PCR efficiency calculated by Linreg
Posted 18 May 2010 - 08:46 AM
I use Linreg to convert my data of RT-PCR. The program calculates a PCR efficiency for each well and a average PCR effciency
for the whole run.
Now, I have new primers and I run dilutionseries to calculate the PCR efficiency.
I've trying to design new primers for a number of months now and finally have primers that work...but
the Linreg program gives a good PCR efficiency (around 97%) but when I calculate it myself I only have around 60%.
Normally the data from the program is close to my calculations so Ive checked my calculations a number of times but
I can't see the fault...
The melting curve was good, the negative controls were negative...
So I finally have primers that work, but good enough??
Can somebody help?
Posted 19 May 2010 - 12:04 AM
Posted 19 May 2010 - 12:16 AM
Posted 19 May 2010 - 12:24 PM
Vortex vigorously when diluting samples.
Use DNA carrier such as glycerol if your concentrations are low.
Ensure you are measuring Ct's for standard curve between 10 - 30 cycles. Discard results after 30c.

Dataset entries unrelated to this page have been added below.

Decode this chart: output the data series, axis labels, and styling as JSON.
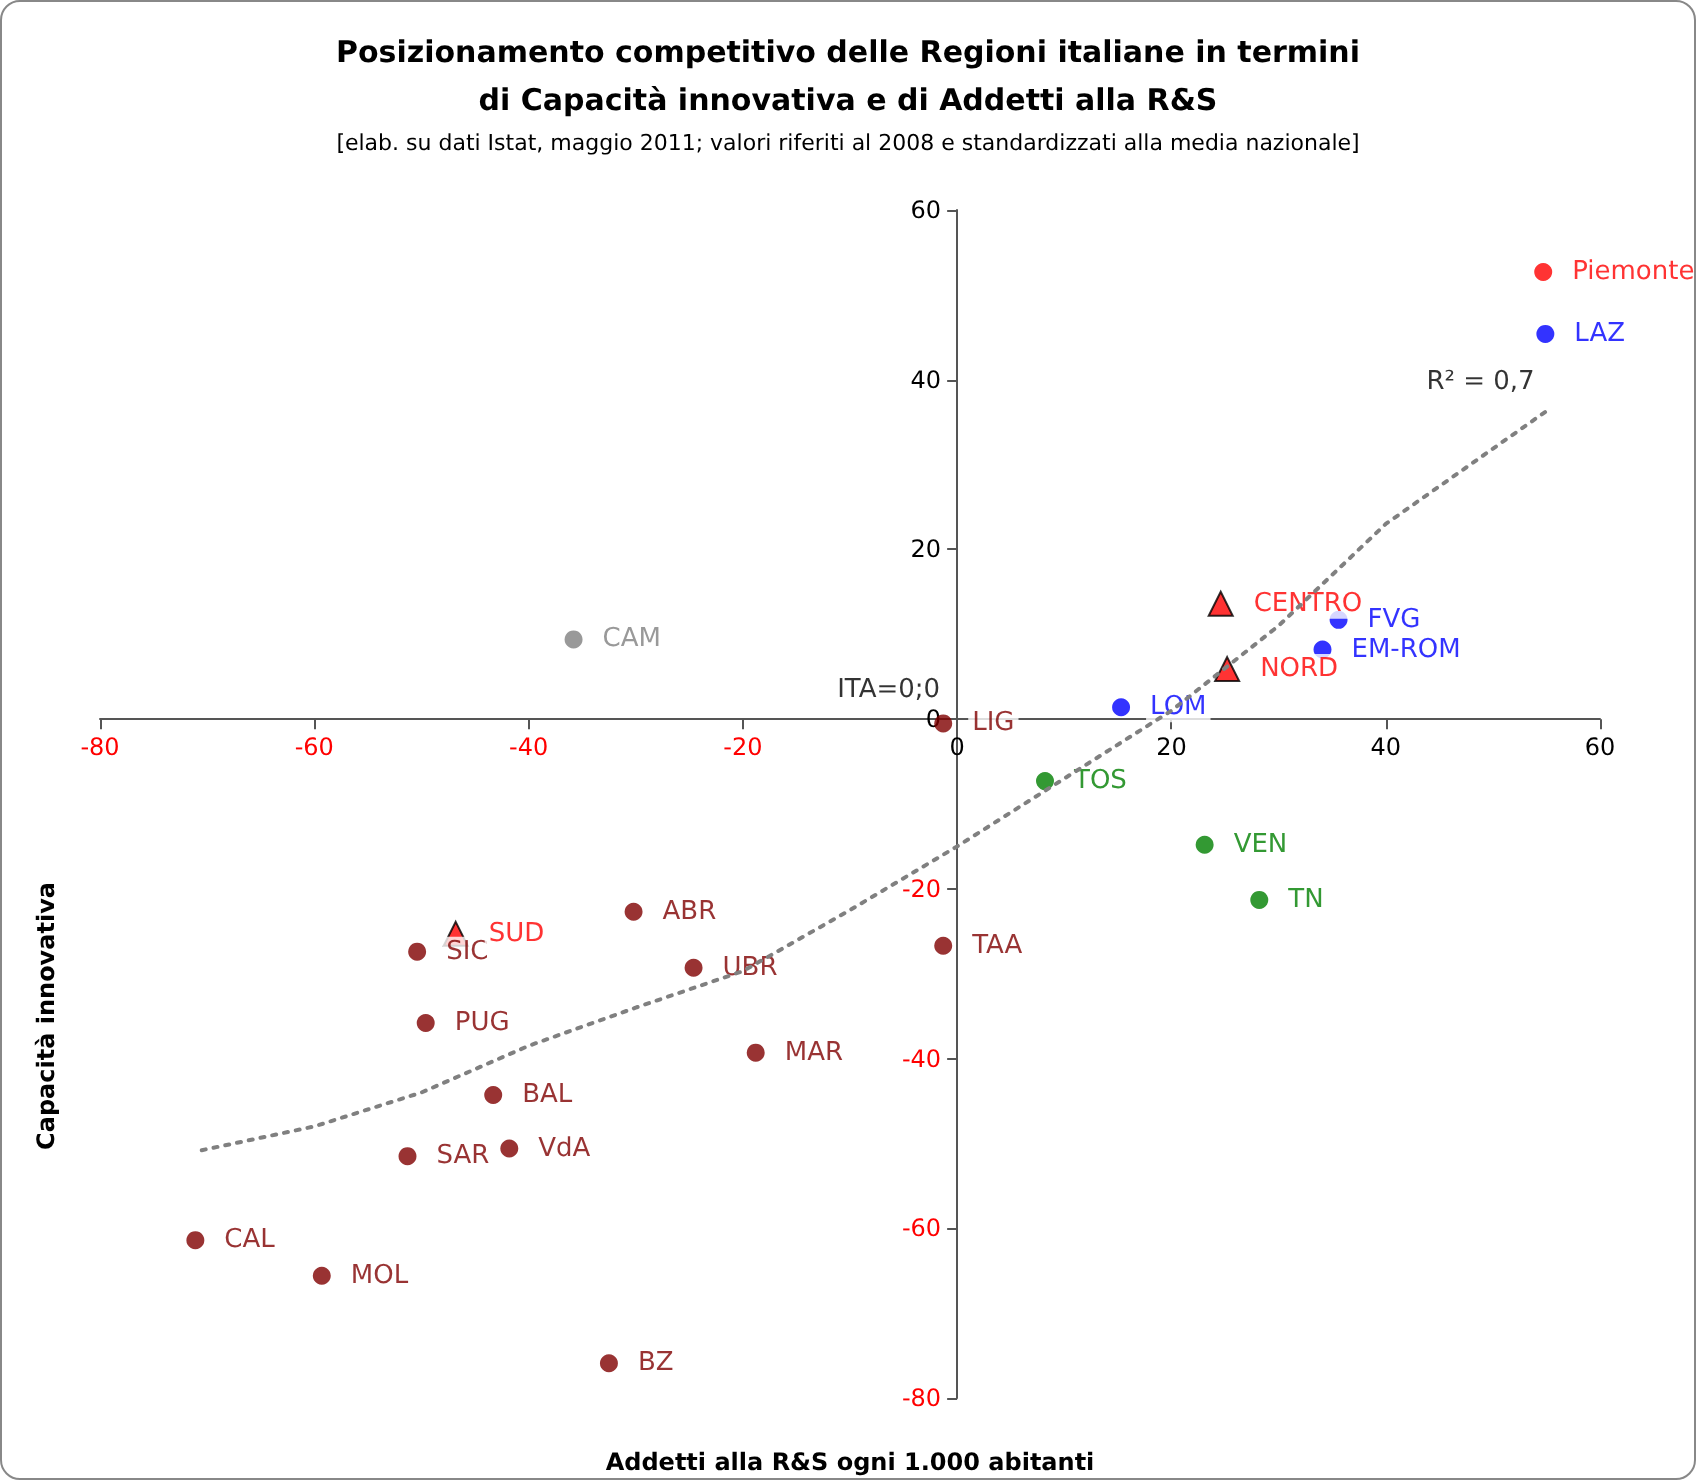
{
  "chart_data": {
    "type": "scatter",
    "title": "Posizionamento competitivo delle Regioni italiane in termini\ndi Capacità innovativa e di Addetti alla R&S",
    "subtitle": "[elab. su dati Istat, maggio 2011; valori riferiti al 2008 e standardizzati alla media nazionale]",
    "xlabel": "Addetti alla R&S ogni 1.000 abitanti",
    "ylabel": "Capacità innovativa",
    "xlim": [
      -80,
      60
    ],
    "xticks": [
      -80,
      -60,
      -40,
      -20,
      0,
      20,
      40,
      60
    ],
    "ylim": [
      -80,
      60
    ],
    "yticks": [
      -80,
      -60,
      -40,
      -20,
      0,
      20,
      40,
      60
    ],
    "marker": "circle",
    "series": [
      {
        "color": "#ff0000",
        "x": [
          54.7
        ],
        "values": [
          52.7
        ],
        "value_labels": [
          "Piemonte"
        ]
      },
      {
        "color": "#0000ff",
        "x": [
          54.9,
          35.6,
          34.1,
          15.3
        ],
        "values": [
          45.4,
          11.7,
          8.2,
          1.4
        ],
        "value_labels": [
          "LAZ",
          "FVG",
          "EM-ROM",
          "LOM"
        ]
      },
      {
        "color": "#008000",
        "x": [
          8.2,
          23.1,
          28.2
        ],
        "values": [
          -7.3,
          -14.8,
          -21.3
        ],
        "value_labels": [
          "TOS",
          "VEN",
          "TN"
        ]
      },
      {
        "color": "#808080",
        "x": [
          -35.8
        ],
        "values": [
          9.4
        ],
        "value_labels": [
          "CAM"
        ]
      },
      {
        "color": "#800000",
        "x": [
          -1.3,
          -1.3,
          -50.4,
          -30.2,
          -24.6,
          -49.6,
          -18.8,
          -43.3,
          -41.8,
          -51.3,
          -71.1,
          -59.3,
          -32.5
        ],
        "values": [
          -0.5,
          -26.7,
          -27.4,
          -22.7,
          -29.3,
          -35.8,
          -39.3,
          -44.3,
          -50.6,
          -51.5,
          -61.4,
          -65.6,
          -75.9
        ],
        "value_labels": [
          "LIG",
          "TAA",
          "SIC",
          "ABR",
          "UBR",
          "PUG",
          "MAR",
          "BAL",
          "VdA",
          "SAR",
          "CAL",
          "MOL",
          "BZ"
        ]
      },
      {
        "color": "#ff0000",
        "marker": "triangle",
        "x": [
          24.6,
          25.2,
          -46.8
        ],
        "values": [
          13.6,
          5.9,
          -25.3
        ],
        "value_labels": [
          "CENTRO",
          "NORD",
          "SUD"
        ]
      },
      {
        "type": "line",
        "color": "#808080",
        "marker": "none",
        "line_style": "dotted",
        "x": [
          -70.5,
          -60,
          -50,
          -40,
          -30,
          -20,
          -10,
          0,
          10,
          20,
          30,
          40,
          55
        ],
        "values": [
          -50.8,
          -48,
          -44,
          -38.5,
          -34,
          -29.7,
          -22.5,
          -15,
          -7,
          1,
          11,
          23,
          36.3
        ]
      }
    ],
    "annotations": [
      {
        "text": "ITA=0;0",
        "x": 0,
        "y": 0
      },
      {
        "text": "R² = 0,7",
        "x": 55,
        "y": 36.3
      }
    ]
  }
}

Have your standard curve span at least 5 logs of concentration - i.e. 10e1 to 10e6.
Run in triplicates.
I was also using various curve-fitting models and it was giving me funny values too. Although I like that approach I think it is not robust enough to give you reliable estimation of PCR efficiency. Maybe one day after it will be standardized by some large qPCR cycler manufacturer it will be better.